[Python-ideas] with expression

Andrew Barnert abarnert at yahoo.com
Thu Feb 20 23:01:46 CET 2014


On Feb 20, 2014, at 13:33, Yann Kaiser <kaiser.yann at gmail.com> wrote:

> The first one could be accomplished like:
> 
>    x = [line.split() for line in f] with open(thisfile) as f

Yes, if we have a fully general with expression, we don't need a with clause in comprehensions.

> It would keep f opened while the listcomp is being evaluated. This
> makes me think however of a likely accident:
> 
>    x = (line.split() for line in f) with open('name') as f
>    next(x) # ValueError: I/O operation on closed file.
> 
> This does mirror this mistake though:
> 
>    with open('name') as f:
>        return (line.split() for line in f)
> 
> When what was meant was:
> 
>    with open('name') as f:
>        for line in f:
>            yield line.split()

Or just replace the return with yield from. This is pretty much the paradigm case of when you have to be a generator rather than just return an iterator, which is one of the two major reasons for yield from.

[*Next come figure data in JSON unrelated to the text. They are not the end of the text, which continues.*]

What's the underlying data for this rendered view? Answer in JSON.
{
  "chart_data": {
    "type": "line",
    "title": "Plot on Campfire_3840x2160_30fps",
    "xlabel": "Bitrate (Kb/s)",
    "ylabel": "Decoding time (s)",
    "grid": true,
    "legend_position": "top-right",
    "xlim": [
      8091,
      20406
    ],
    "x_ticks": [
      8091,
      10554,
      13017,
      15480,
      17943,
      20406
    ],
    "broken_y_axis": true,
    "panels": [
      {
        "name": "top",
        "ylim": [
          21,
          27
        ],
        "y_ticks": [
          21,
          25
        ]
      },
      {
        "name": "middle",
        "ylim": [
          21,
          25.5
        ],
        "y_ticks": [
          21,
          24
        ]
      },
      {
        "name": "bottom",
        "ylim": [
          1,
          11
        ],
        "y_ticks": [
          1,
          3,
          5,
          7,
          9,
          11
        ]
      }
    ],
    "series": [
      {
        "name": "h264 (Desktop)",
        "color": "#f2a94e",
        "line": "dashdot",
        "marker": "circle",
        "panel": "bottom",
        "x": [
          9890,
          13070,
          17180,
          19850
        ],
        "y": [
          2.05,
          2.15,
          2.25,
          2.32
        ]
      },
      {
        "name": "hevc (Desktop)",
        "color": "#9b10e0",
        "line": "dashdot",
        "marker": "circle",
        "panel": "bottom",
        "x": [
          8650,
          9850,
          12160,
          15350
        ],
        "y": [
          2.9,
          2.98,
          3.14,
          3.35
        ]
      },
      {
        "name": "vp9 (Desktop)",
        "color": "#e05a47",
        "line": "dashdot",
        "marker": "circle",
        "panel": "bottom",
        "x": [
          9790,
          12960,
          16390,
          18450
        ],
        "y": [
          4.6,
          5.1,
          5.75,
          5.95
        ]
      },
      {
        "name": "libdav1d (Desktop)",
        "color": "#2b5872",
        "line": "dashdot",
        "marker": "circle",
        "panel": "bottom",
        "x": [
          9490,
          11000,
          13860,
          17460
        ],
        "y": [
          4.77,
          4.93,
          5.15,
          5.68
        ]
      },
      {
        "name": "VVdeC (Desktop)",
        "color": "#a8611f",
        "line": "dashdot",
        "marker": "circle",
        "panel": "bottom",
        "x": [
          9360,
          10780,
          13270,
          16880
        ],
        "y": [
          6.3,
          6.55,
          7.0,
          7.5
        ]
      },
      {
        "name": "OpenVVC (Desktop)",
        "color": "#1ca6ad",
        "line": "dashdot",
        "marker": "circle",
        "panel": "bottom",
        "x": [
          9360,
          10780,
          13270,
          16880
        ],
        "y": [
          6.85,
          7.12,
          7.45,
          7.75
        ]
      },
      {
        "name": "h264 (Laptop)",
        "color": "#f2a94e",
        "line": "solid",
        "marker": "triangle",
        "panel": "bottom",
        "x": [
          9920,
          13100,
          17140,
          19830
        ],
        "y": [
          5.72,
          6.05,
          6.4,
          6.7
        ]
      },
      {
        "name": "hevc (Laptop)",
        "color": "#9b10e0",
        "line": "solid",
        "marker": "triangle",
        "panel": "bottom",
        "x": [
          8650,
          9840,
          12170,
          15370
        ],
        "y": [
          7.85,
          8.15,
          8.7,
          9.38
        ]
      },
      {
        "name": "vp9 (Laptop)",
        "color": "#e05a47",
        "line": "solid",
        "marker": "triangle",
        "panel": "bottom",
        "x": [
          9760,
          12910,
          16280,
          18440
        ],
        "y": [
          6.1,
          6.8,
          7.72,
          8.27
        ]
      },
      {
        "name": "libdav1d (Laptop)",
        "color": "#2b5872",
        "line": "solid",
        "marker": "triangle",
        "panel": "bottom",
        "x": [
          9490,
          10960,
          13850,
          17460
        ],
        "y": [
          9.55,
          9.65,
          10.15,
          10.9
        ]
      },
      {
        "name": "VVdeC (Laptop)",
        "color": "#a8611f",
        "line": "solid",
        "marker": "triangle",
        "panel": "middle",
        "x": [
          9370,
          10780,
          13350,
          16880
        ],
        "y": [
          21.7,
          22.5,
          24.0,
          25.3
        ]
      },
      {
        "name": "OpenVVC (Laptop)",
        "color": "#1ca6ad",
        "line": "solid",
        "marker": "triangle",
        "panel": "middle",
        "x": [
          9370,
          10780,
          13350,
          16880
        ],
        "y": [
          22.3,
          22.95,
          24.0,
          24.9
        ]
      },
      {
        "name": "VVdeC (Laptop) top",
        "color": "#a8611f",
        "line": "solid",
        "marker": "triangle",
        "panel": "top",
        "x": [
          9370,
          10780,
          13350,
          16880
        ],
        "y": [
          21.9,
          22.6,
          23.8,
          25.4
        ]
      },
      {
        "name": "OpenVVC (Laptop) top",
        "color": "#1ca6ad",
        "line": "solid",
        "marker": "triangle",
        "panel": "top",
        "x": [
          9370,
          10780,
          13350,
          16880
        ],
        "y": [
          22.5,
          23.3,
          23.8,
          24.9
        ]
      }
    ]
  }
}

> (Which is, unfortunately, a __del__ in disguise, which is frowned upon.)

No it's not. The file will be closed as soon as the iterator is fully consumed, even if it's not deleted until much later.

Of course it does mean that if you abandon the iterator in the middle you're leaking the generator and therefore the file until deletion. But there are many use cases where that doesn't come up.

> This does raise the question of if we need a "for..in..with" construct
> for purposes other than setting a new "highest keyword density" record
> :-)

As was pointed out to me when I suggested such a construct last year, the only cases where this helps are the two cases where you don't need it. Either it's a statement, so you just use statement with, or you can simulate it perfectly with a two-line function (which I believe is available as more_itertools.with_iter if you don't want to write it yourself). These are the two cases you just covered in this email.

Anyone who wants to argue for this idea should read the previous thread first. (I would provide a link, but searching from my phone is painful.)